Historical population
| Census | Pop. | Note | %± |
| 1910 | 250 |  | — |
| 1920 | 258 |  | 3.2% |
| 1930 | 207 |  | −19.8% |
| 1940 | 173 |  | −16.4% |
| 1950 | 147 |  | −15.0% |
| 1960 | 107 |  | −27.2% |
| 1970 | 101 |  | −5.6% |
| 1980 | 102 |  | 1.0% |
| 1990 | 114 |  | 11.8% |
| 2000 | 130 |  | 14.0% |
| 2010 | 131 |  | 0.8% |
| 2020 | 106 |  | −19.1% |
U.S. Decennial Census

===2010 census===
As of the census of 2010, there were 131 people, 52 households, and 39 families residing in the village. The population density was 569.6 PD/sqmi. There were 60 housing units at an average density of 260.9 /sqmi. The racial makeup of the village was 99.2% White and 0.8% Native American.

There were 52 households, of which 44.2% had children under the age of 18 living with them, 57.7% were married couples living together, 7.7% had a female householder with no husband present, 9.6% had a male householder with no wife present, and 25.0% were non-families. 25.0% of all households were made up of individuals, and 7.6% had someone living alone who was 65 years of age or older. The average household size was 2.52 and the average family size was 2.97.

The median age in the village was 38.5 years. 29.8% of residents were under the age of 18; 1.4% were between the ages of 18 and 24; 29.7% were from 25 to 44; 33.6% were from 45 to 64; and 5.3% were 65 years of age or older. The gender makeup of the village was 47.3% male and 52.7% female.

===2000 census===
As of the census of 2000, there were 130 people, 53 households, and 34 families residing in the village. The population density was 563.4 PD/sqmi. There were 56 housing units at an average density of 242.7 /sqmi. The racial makeup of the village was 98.46% White and 1.54% Native American.

There were 53 households, out of which 34.0% had children under the age of 18 living with them, 56.6% were married couples living together, 5.7% had a female householder with no husband present, and 35.8% were non-families. 28.3% of all households were made up of individuals, and 13.2% had someone living alone who was 65 years of age or older. The average household size was 2.45 and the average family size was 3.00.

In the village, the population was spread out, with 26.2% under the age of 18, 8.5% from 18 to 24, 33.1% from 25 to 44, 23.8% from 45 to 64, and 8.5% who were 65 years of age or older. The median age was 37 years. For every 100 females, there were 88.4 males. For every 100 females age 18 and over, there were 95.9 males.

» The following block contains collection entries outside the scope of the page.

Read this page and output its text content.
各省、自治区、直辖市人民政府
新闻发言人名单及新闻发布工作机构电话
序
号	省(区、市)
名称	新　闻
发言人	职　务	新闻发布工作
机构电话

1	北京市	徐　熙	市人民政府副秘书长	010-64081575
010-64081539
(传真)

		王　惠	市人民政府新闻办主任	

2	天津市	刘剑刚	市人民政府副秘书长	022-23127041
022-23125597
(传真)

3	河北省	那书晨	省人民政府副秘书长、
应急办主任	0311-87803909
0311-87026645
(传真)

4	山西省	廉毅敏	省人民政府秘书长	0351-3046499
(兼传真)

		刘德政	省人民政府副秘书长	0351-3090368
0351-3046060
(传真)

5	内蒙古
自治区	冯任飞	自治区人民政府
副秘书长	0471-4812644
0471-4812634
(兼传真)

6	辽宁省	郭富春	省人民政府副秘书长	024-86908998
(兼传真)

As of 2000 the median income for a household in the village was $32,708, and the median income for a family was $36,875. Males had a median income of $27,500 versus $14,821 for females. The per capita income for the village was $14,469. There were 12.1% of families and 9.9% of the population living below the poverty line, including 25.0% of under eighteens and none of those over 64.

==Notable people==

- Warren Keith Urbom, United States District Court Judge, was born in Atlanta.